In 2022, an F-16 fighter pilot will pull hard to the right and roll in an attempt to avoid the aircraft behind them. They won’t make it. Years of training and experience will suddenly become redundant. The AI algorithm controlling the chase plane will change the face of war forever.
AI first demonstrated the kinds of aerobatic skills required for dogfighting in 2008. Andrew Ng’s team at Stanford University developed an AI-piloted helicopter that learned how to perform stunts simply by observing human pilots. The question then was: how long could the human pilots maintain their advantage?
The answer: not much more. In August 2020 DARPA, the US Department of Defense’s research agency, said an algorithm had beaten a human pilot in a simulated dogfight. Eight AI pilots went head-to-head, with the winner from Maryland-based Heron Systems facing off against an F-16 pilot in five simulated dogfights. AI beats human 5-0.
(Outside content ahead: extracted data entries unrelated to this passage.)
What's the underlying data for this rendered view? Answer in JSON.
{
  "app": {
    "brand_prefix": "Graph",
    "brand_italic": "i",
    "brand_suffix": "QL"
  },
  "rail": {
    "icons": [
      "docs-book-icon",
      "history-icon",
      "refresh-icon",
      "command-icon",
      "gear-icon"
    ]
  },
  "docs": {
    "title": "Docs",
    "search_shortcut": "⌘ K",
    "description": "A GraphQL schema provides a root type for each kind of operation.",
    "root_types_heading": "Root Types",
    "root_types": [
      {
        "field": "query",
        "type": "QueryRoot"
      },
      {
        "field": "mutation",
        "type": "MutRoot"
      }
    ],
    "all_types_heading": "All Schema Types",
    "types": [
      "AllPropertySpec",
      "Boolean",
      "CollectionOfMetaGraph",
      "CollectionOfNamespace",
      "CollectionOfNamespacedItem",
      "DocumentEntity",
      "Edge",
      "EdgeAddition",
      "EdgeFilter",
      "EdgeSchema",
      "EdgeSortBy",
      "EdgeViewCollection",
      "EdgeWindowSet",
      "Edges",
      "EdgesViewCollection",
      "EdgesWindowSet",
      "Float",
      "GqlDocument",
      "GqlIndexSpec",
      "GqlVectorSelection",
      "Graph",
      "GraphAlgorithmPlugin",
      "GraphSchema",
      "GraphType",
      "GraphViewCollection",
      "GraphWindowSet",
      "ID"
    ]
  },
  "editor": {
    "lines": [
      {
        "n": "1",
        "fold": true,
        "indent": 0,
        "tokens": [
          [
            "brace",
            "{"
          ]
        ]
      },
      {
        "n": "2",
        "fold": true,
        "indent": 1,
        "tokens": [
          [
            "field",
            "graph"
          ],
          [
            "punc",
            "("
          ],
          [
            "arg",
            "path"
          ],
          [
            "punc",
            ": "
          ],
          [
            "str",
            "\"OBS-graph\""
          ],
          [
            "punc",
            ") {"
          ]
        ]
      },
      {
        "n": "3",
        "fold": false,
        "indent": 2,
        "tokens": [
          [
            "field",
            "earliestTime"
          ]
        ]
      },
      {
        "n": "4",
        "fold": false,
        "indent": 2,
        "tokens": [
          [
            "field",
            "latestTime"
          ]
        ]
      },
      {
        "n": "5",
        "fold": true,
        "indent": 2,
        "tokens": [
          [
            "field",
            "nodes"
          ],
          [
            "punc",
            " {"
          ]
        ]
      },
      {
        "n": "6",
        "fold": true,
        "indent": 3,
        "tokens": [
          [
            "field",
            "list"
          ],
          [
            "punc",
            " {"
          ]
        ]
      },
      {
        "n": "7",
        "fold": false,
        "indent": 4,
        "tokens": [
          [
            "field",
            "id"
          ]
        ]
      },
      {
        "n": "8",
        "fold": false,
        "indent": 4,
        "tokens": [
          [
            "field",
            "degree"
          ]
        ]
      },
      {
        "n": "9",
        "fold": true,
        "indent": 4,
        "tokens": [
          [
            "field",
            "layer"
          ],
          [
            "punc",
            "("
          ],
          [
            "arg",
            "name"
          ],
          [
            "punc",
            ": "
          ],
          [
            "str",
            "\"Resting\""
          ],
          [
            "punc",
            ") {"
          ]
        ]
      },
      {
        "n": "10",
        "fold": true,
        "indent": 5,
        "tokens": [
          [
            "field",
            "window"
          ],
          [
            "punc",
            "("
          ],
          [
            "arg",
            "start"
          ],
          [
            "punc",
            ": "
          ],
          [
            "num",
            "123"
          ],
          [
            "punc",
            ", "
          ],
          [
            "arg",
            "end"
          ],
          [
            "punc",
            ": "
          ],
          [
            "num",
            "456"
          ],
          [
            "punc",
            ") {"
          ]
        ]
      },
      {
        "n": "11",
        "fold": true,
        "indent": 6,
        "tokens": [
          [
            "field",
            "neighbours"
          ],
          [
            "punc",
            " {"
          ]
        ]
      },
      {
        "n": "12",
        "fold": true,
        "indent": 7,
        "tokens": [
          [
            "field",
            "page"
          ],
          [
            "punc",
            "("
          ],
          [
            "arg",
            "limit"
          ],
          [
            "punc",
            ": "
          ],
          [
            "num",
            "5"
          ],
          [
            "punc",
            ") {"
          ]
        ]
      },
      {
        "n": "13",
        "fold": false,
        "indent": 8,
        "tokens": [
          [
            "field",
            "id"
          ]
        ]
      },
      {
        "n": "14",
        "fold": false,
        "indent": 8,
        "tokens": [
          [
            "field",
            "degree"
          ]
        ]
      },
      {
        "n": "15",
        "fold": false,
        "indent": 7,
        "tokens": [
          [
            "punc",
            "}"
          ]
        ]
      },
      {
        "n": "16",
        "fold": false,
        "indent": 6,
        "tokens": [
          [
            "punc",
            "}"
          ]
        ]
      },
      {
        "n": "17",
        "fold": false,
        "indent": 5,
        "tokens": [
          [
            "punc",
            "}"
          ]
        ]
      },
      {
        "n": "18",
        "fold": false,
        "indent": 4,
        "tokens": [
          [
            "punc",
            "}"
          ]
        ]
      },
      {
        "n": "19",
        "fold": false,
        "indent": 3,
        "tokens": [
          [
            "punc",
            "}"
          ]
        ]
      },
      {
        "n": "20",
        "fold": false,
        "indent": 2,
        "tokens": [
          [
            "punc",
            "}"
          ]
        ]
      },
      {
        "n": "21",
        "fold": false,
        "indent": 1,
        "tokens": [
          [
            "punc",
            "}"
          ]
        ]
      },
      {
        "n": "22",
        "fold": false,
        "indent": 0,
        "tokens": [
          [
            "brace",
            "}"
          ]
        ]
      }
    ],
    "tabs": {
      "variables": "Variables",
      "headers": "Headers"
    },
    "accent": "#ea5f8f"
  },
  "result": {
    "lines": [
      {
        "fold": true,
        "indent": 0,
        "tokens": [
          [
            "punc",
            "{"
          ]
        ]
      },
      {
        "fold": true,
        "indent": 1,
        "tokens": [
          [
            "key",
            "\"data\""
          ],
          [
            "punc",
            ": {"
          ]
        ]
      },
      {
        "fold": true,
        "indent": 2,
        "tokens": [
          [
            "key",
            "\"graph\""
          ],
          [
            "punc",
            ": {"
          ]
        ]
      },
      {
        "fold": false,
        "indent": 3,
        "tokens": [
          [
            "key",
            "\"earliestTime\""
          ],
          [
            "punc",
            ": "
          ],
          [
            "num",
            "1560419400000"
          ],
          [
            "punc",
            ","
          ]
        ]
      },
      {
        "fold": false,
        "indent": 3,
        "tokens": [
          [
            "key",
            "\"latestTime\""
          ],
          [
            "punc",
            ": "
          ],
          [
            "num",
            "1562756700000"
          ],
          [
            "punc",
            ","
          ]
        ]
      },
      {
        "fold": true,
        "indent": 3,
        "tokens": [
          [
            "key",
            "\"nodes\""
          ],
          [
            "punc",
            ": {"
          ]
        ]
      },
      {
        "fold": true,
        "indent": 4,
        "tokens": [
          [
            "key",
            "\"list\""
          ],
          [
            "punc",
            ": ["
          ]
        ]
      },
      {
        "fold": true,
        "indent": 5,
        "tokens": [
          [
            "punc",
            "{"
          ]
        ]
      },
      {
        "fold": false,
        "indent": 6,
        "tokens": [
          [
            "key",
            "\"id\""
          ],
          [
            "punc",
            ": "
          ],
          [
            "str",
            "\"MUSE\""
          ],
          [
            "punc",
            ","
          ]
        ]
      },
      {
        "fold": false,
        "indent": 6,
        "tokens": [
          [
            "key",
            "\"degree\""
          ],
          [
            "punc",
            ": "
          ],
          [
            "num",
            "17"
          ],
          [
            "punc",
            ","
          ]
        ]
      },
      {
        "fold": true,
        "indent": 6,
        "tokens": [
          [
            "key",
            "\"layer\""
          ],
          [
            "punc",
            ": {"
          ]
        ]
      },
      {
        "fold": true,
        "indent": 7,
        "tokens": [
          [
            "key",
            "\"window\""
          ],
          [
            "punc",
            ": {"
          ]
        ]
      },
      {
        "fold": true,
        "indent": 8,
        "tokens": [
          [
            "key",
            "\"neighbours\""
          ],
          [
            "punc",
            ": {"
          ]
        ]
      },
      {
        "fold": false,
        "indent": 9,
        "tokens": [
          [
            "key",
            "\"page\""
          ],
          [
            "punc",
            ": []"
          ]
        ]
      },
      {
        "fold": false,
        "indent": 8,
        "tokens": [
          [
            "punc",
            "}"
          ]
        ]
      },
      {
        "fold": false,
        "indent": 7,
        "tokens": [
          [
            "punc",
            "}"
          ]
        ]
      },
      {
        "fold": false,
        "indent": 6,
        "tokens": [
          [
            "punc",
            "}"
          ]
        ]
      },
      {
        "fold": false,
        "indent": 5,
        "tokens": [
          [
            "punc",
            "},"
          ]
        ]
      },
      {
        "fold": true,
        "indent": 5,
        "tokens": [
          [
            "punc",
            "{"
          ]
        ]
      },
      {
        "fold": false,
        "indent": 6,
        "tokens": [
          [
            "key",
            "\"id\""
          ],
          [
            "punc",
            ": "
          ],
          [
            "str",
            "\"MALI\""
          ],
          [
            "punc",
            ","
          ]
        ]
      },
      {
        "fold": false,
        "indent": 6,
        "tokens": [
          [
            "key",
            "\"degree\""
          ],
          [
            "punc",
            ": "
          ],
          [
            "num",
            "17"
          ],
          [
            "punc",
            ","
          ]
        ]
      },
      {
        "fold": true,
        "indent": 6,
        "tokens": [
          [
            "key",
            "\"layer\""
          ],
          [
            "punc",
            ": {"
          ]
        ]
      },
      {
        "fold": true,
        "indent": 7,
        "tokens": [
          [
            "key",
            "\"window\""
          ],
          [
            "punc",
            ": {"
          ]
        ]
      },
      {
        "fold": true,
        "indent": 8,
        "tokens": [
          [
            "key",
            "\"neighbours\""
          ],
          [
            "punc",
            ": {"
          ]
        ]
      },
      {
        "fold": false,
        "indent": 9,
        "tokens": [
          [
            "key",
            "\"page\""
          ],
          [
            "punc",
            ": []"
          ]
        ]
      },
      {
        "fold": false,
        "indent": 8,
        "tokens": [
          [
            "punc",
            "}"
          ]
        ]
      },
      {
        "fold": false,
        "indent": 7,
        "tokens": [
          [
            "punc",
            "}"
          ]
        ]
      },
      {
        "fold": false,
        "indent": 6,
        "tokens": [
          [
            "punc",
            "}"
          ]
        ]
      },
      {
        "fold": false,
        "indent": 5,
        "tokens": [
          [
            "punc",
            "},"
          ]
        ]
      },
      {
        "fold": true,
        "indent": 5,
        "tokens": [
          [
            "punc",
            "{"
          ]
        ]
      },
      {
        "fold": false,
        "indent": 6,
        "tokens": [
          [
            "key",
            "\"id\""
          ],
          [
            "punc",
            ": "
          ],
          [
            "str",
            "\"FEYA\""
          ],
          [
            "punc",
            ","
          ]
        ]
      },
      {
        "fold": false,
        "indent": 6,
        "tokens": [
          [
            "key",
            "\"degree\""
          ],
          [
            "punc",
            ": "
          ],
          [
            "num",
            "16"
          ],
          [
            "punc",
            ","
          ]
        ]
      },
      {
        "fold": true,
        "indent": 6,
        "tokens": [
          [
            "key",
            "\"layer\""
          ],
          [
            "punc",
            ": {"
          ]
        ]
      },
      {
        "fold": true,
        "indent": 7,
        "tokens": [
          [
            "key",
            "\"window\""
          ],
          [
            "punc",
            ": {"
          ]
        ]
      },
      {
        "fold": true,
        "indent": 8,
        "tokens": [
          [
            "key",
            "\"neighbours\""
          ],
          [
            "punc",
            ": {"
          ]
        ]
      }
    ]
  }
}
In 2021 China’s own artificial intelligence battles a human pilot, Fang Guoyu, a group leader in the People’s Liberation Army Air Force. “It wasn’t hard to win at first,” Fang said. But the AI learned from each encounter and managed to defeat him by the end.
Beyond the simulator, the Pentagon says it intends to pit humans against machines in 2023. But as China also advances, it is likely to withdraw this program by 2022.
Militarized AI will bring many changes. Without a pilot to consider, planes can be reengineered, allowing them to maneuver in ways no human can tolerate. It also makes increasing the Air Force much easier than today, when it takes years to train those few people qualified enough to be a fighter pilot. Soon we can expect large swarms of lightning-fast ships in the sky, all operating in concert. Small hordes are already being tested in the US and elsewhere. While US Air Force generals envision their new drones operating alongside humans as “loyal servants,” this is more a reflection of their cultural biases than the need to risk human pilots in the danger zone—well-protected enemy air space, with degraded communications.
The question, of course, is who will win if these US and Chinese AI forces ever collide? The advantage of an AI fighter is in its algorithms, not its engines or missiles. This means constantly updating the program to stay ahead of competing systems. 2022 will show us that future warfare will be a matter of clever coding, not brave flying.